Yes, but you are outside the network which the compute nodes are on.
Could this be a DNS resolution problem?

Hmmm… you are using node_ip so you use IP addresses not hostnames.

Quick test - can you ssh -J jumphost -L node_ip

On some clusters ssh access to nodes is locked down, but in this case I think probably not.

To clarify, the ssh processes are spawned by julia. Access is not a problem, because adding a single worker works.

Have you resolved the issue?

If not, perhaps try using a lower setting for max_parallel (or leave at default 10).

See also this discussion: ClusterManager should use dispatch instead of function pointers · Issue #8168 · JuliaLang/julia · GitHub

Have you tried to increase MaxSessions in sshd_config, the default is 10.

See e.g.:
https://unix.stackexchange.com/a/28085

Hey,

Thanks for all the links, this is really helpful.
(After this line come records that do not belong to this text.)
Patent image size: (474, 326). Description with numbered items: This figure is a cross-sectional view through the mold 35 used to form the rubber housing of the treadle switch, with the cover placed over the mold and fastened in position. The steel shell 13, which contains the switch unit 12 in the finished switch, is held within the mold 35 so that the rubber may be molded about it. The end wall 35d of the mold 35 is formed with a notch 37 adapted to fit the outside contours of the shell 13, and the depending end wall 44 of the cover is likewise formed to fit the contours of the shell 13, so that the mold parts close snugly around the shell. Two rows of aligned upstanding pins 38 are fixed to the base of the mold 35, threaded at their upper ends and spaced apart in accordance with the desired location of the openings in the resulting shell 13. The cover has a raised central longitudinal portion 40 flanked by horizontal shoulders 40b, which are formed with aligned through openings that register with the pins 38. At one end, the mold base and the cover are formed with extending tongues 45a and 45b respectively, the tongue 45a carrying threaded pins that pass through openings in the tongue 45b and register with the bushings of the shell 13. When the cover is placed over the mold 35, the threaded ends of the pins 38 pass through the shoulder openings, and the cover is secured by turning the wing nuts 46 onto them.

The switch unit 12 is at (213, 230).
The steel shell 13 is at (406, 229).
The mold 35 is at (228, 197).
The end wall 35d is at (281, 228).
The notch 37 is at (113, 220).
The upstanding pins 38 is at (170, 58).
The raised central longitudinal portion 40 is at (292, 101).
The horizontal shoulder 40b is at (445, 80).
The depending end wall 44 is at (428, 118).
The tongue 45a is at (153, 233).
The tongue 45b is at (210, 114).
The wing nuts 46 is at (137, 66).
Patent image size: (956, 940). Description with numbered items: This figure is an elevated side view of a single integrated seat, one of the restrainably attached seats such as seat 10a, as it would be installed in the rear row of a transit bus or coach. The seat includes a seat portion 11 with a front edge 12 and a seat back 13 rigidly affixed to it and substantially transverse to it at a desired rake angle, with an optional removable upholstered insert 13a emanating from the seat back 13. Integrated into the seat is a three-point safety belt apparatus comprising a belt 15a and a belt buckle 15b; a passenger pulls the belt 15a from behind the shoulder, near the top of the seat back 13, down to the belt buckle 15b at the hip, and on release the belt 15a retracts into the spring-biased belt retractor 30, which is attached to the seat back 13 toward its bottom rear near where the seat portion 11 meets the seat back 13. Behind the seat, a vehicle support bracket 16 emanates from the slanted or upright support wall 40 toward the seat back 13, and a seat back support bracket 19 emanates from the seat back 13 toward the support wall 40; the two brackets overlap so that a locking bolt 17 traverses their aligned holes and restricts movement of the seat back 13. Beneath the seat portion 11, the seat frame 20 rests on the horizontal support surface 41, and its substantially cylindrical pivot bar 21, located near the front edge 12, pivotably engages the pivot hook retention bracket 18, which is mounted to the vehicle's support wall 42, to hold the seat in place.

I suspect the original issue was indeed with constrained resources on the jump host. The thing is, the jump host is shared by several clusters, one of which is production-critical. I am using the other one (the ‘research’ one). So, if I consume all file descriptors on the jump box, there will be many unhappy users. The upshot is that I could not persuade our admins to increase the ulimit -n quota on the jump box. They did increase it on the cluster nodes, though.

I managed a workaround by getting a little creative with my ~/.ssh/config:

Host jumphost
        ControlMaster auto
        ControlPath ~/.ssh/control/%n
        ControlPersist 10m

Host node*
        ProxyJump jumphost

Now, the problem is gone when I call addprocs(...) for each node one by one, with :auto workers on each node. However, the issue still manifests itself when I try to add them all in one go, supplying an array of node tuples. By looking at the code, I suspect there are (at least) two bugs here:

  • The ssh tunnel sleeps for 60 seconds, regardless of the value of JULIA_WORKER_TIMEOUT environment property. If my workers are slow, they will not manage to connect to the master in time, and there is no way for me to control the timeout.
  • In this scenario, rather than reporting an error, the addprocs() call just hangs.

Should I raise these as bugs, or has this already been reported?

I can imagine these issues could (possibly) be circumvented by tweaking the settings of sshd on the jump host, as suggested by @KajWiik, but with our shared setup I don’t think the admins will be easily persuaded.